The Bunker Labs Wants to Know: Are You Ready to Start a Business?

By Justin Stokes

In continuance of our ongoing coverage for Nashville’s  Bunker Labs, the accelerator program that targets veteran entrepreneurs is catering to the specific class of post-service personnel who want to continue serving the country by providing jobs for veterans.

April 28 saw one of the Bunker Labs Nashville Cohort Sessions – week four of 14, to be exact – that puts those wanting to see economic combat into a veritable boot camp that offers the basic weapons training of business acumen and team-building exercises that arm them with knowledge, ideas, and constructive criticism for their business proposals (we’re leaving the businesses “off the record” for now to ensure mission success).

The subject of this week’s cohort session was “Risk Taking.” Blake Hogan – the Director of Business Partnerships for the Entrepreneur Center and Founder/Executive Director of Bunker Labs – was able to share the importance of this particular meeting, and elucidate just how veteran entrepreneurs are unique to the market.

“There’s a myth in entrepreneurship that you should just ‘burn the ships’ and take every risk,” Hogan shares. “The myth is celebrated. And I think that’s irresponsible. We celebrate it when someone mortgages their house and is successful. But what if you aren’t?”

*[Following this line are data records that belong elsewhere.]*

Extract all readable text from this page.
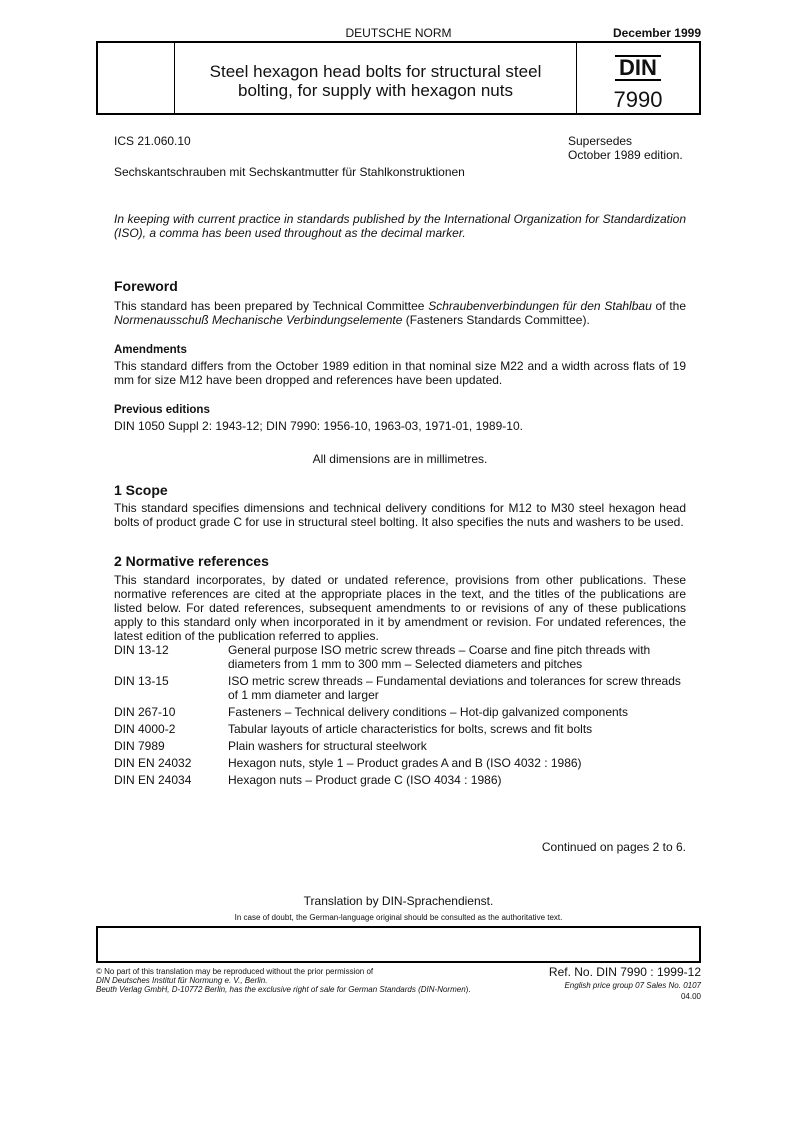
DEUTSCHE NORM	December 1999
Steel hexagon head bolts for structural steel
bolting, for supply with hexagon nuts
DIN
7990
ICS 21.060.10	Supersedes
October 1989 edition.
Sechskantschrauben mit Sechskantmutter für Stahlkonstruktionen
In keeping with current practice in standards published by the International Organization for Standardization (ISO), a comma has been used throughout as the decimal marker.
Foreword
This standard has been prepared by Technical Committee Schraubenverbindungen für den Stahlbau of the Normenausschuß Mechanische Verbindungselemente (Fasteners Standards Committee).
Amendments
This standard differs from the October 1989 edition in that nominal size M22 and a width across flats of 19 mm for size M12 have been dropped and references have been updated.
Previous editions
DIN 1050 Suppl 2: 1943-12; DIN 7990: 1956-10, 1963-03, 1971-01, 1989-10.
All dimensions are in millimetres.
1 Scope
This standard specifies dimensions and technical delivery conditions for M12 to M30 steel hexagon head bolts of product grade C for use in structural steel bolting. It also specifies the nuts and washers to be used.
2 Normative references
This standard incorporates, by dated or undated reference, provisions from other publications. These normative references are cited at the appropriate places in the text, and the titles of the publications are listed below. For dated references, subsequent amendments to or revisions of any of these publications apply to this standard only when incorporated in it by amendment or revision. For undated references, the latest edition of the publication referred to applies.
DIN 13-12	General purpose ISO metric screw threads – Coarse and fine pitch threads with diameters from 1 mm to 300 mm – Selected diameters and pitches
DIN 13-15	ISO metric screw threads – Fundamental deviations and tolerances for screw threads of 1 mm diameter and larger
DIN 267-10	Fasteners – Technical delivery conditions – Hot-dip galvanized components
DIN 4000-2	Tabular layouts of article characteristics for bolts, screws and fit bolts
DIN 7989	Plain washers for structural steelwork
DIN EN 24032	Hexagon nuts, style 1 – Product grades A and B (ISO 4032 : 1986)
DIN EN 24034	Hexagon nuts – Product grade C (ISO 4034 : 1986)
Continued on pages 2 to 6.
Translation by DIN-Sprachendienst.
In case of doubt, the German-language original should be consulted as the authoritative text.
© No part of this translation may be reproduced without the prior permission of
DIN Deutsches Institut für Normung e. V., Berlin.
Beuth Verlag GmbH, D-10772 Berlin, has the exclusive right of sale for German Standards (DIN-Normen).
Ref. No. DIN 7990 : 1999-12
English price group 07 Sales No. 0107
04.00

Photos courtesy Jessica Steddom

Photos courtesy Jessica Steddom

Using their service to underline his point, the notion of risks is old hat to those who’ve been shot at or potentially threatened by enemy combatants. It’s kind of a badass problem to have, but once you’re used to taking risks because your job calls for it, your fear of said risks is no longer what it was. Suddenly, the paperwork at the bank seems a lot less scary to a person like that. So, Hogan wants to offer a refresher on the understanding of risk from aspects legal, financial, and personal.

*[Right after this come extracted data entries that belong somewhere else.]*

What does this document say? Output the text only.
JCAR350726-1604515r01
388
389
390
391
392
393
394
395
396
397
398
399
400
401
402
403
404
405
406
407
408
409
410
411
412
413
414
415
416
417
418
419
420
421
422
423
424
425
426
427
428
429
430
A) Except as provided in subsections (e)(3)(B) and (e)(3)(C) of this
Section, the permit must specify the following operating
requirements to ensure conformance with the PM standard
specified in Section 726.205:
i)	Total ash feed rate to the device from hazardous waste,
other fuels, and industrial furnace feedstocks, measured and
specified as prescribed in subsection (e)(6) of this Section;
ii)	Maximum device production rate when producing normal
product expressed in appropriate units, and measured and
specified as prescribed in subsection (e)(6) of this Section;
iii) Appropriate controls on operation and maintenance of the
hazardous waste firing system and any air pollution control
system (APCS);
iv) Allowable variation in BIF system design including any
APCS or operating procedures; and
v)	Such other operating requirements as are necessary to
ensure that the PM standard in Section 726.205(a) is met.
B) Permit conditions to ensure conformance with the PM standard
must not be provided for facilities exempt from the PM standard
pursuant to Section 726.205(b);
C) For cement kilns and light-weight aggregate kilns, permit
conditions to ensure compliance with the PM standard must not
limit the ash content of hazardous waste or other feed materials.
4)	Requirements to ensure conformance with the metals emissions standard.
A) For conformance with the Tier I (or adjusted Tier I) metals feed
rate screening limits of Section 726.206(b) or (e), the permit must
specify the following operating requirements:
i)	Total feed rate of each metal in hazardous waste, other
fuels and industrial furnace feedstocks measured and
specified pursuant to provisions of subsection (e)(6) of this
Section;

“We’re trying to teach the value of calculated risk – a potential opportunity that overshadows any setback. Otherwise, why take risks at all?” says Hogan, pointing to the assessment of cost versus reward to stimulate discussions of value assessment. “Everyone has their own unique risk profile. People ‘max-ing out’ their credit cards and getting their second mortgage, people might be comfortable. When people start a business, they need to ask themselves: ‘What am I willing to lose? What am I wanting to gain?’”

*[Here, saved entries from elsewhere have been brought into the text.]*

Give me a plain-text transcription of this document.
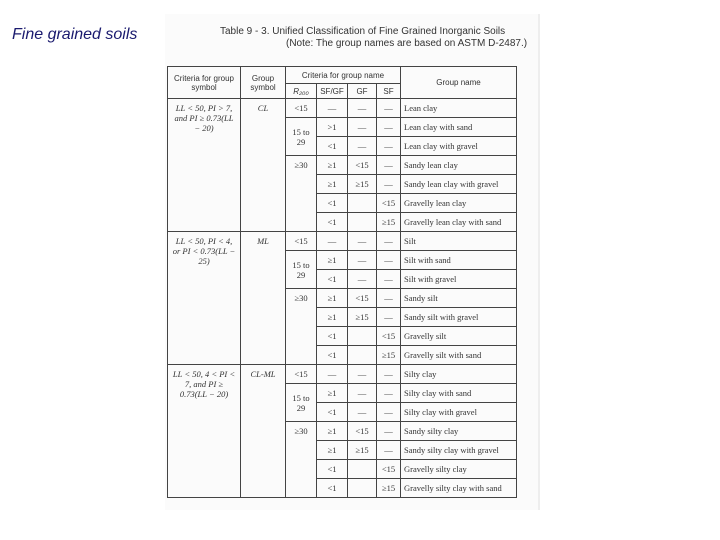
Fine grained soils	Table 9 - 3. Unified Classification of Fine Grained Inorganic Soils
(Note: The group names are based on ASTM D-2487.)
Criteria for group symbol	Group symbol	Criteria for group name				Group name
		R₂₀₀	SF/GF	GF	SF	
LL < 50, PI > 7, and PI ≥ 0.73(LL − 20)	CL	<15	—	—	—	Lean clay
		15 to 29	>1	—	—	Lean clay with sand
			<1	—	—	Lean clay with gravel
		≥30	≥1	<15	—	Sandy lean clay
			≥1	≥15	—	Sandy lean clay with gravel
			<1		<15	Gravelly lean clay
			<1		≥15	Gravelly lean clay with sand
LL < 50, PI < 4, or PI < 0.73(LL − 25)	ML	<15	—	—	—	Silt
		15 to 29	≥1	—	—	Silt with sand
			<1	—	—	Silt with gravel
		≥30	≥1	<15	—	Sandy silt
			≥1	≥15	—	Sandy silt with gravel
			<1		<15	Gravelly silt
			<1		≥15	Gravelly silt with sand
LL < 50, 4 < PI < 7, and PI ≥ 0.73(LL − 20)	CL-ML	<15	—	—	—	Silty clay
		15 to 29	≥1	—	—	Silty clay with sand
			<1	—	—	Silty clay with gravel
		≥30	≥1	<15	—	Sandy silty clay
			≥1	≥15	—	Sandy silty clay with gravel
			<1		<15	Gravelly silty clay
			<1		≥15	Gravelly silty clay with sand
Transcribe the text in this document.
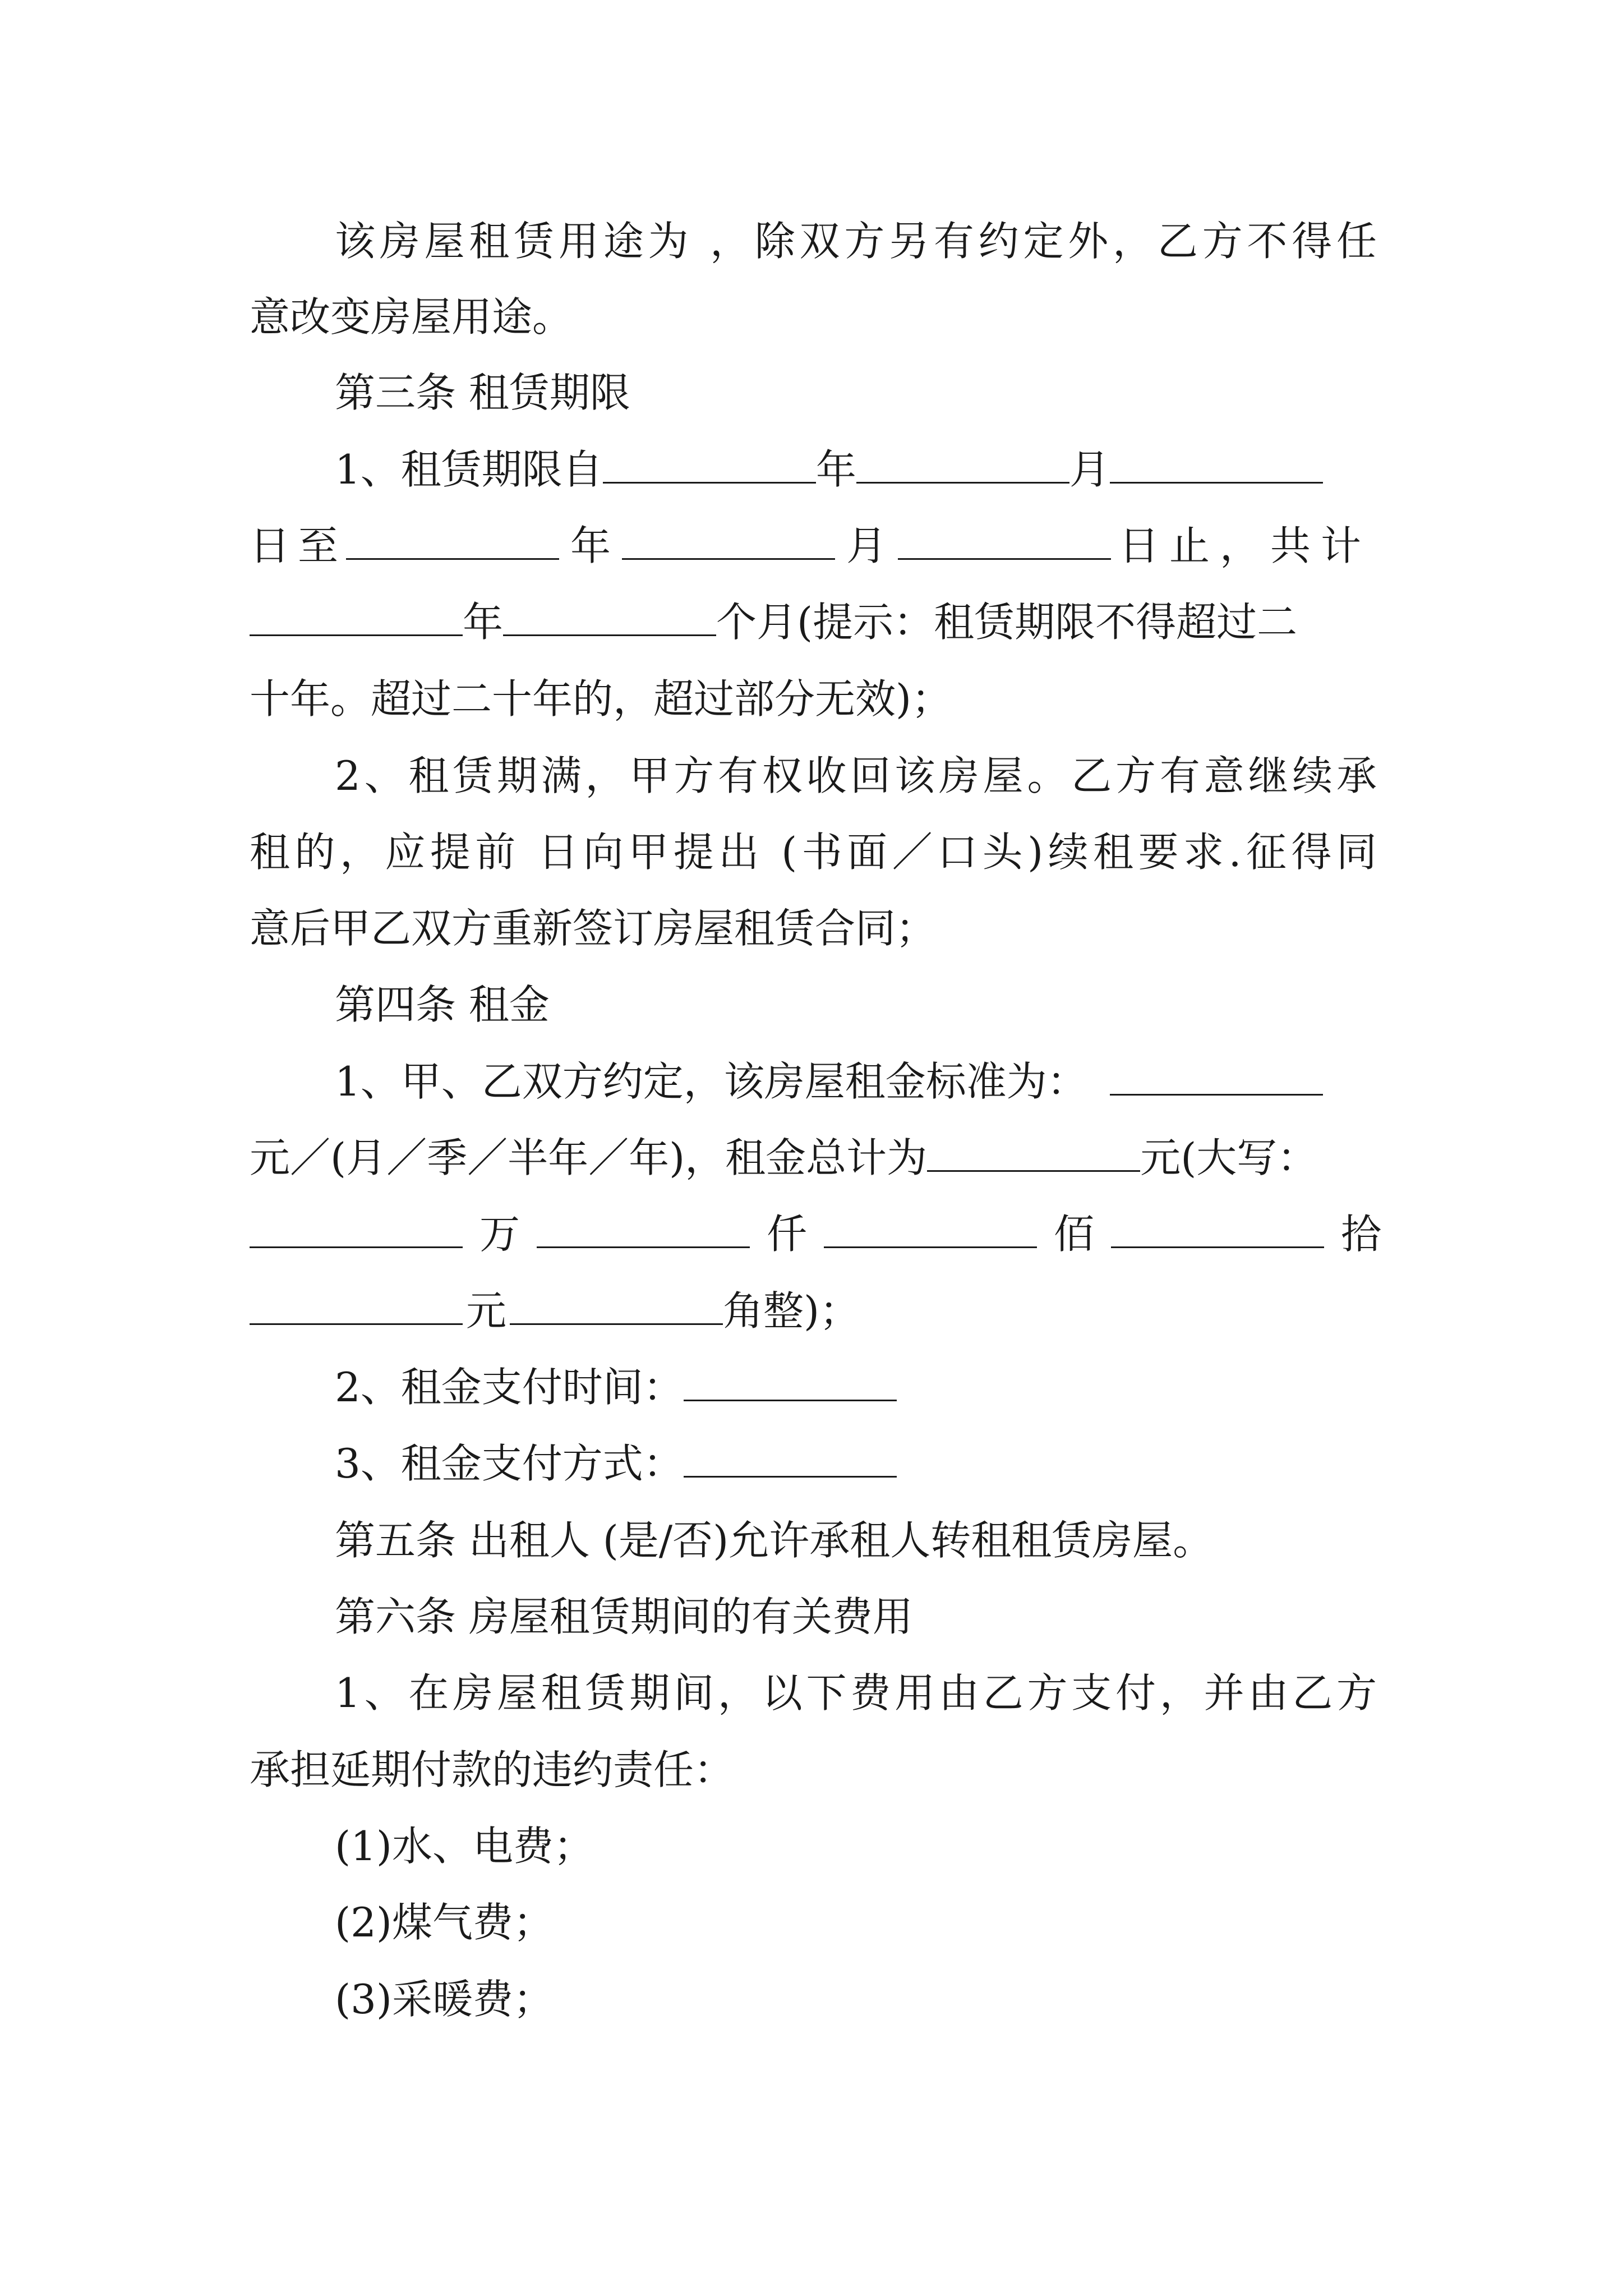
该房屋租赁用途为 ，除双方另有约定外，乙方不得任
意改变房屋用途。
第三条 租赁期限
1、租赁期限自	年	月
日至	年	月	日止，共计
年	个月(提示：租赁期限不得超过二
十年。超过二十年的，超过部分无效)；
2、租赁期满，甲方有权收回该房屋。乙方有意继续承
租的，应提前 日向甲提出 (书面／口头)续租要求.征得同
意后甲乙双方重新签订房屋租赁合同；
第四条 租金
1、甲、乙双方约定，该房屋租金标准为：
元／(月／季／半年／年)，租金总计为	元(大写：
万	仟	佰	拾
元	角整)；
2、租金支付时间：
3、租金支付方式：
第五条 出租人 (是/否)允许承租人转租租赁房屋。
第六条 房屋租赁期间的有关费用
1、在房屋租赁期间，以下费用由乙方支付，并由乙方
承担延期付款的违约责任：
(1)水、电费；
(2)煤气费；
(3)采暖费；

Since all of the ventures in the Bunker Labs army are veteran-led, the concept of the “army spouse” also plays a huge role that leaves them accessible for business help as well. Hogan shares that the Austin, TX branch of Bunker Labs had three of its 12 business ventures subject to “joint control,” which he shares made a greater degree of success.

“We heavily encourage spouses to sign up,” Hogan says, “as they make really great entrepreneurs. They have to be ready to move at a moment’s notice. Their needs for extra income, plus the need to travel, makes it to where the spouse is the ideal entrepreneur.  That ability to adapt and move across the country into a new community requires an attitude and a spirit that is embodied really well in entrepreneurs.”

Photos courtesy Jessica Steddom

Photos courtesy Jessica Steddom

That level of personal responsibility and obligation has in general served Hogan and other business personnel very well. “When I started my first business, I kept my corporate job the entire time. We had early revenue, but I ended up not quitting because it didn’t turn into the revenue that I needed. We kept pouring money into the business, but I kept the job. That business didn’t work out.”

As the efforts of Bunker Labs continue to develop and lead the country in business discipline, we’ll keep readers posted.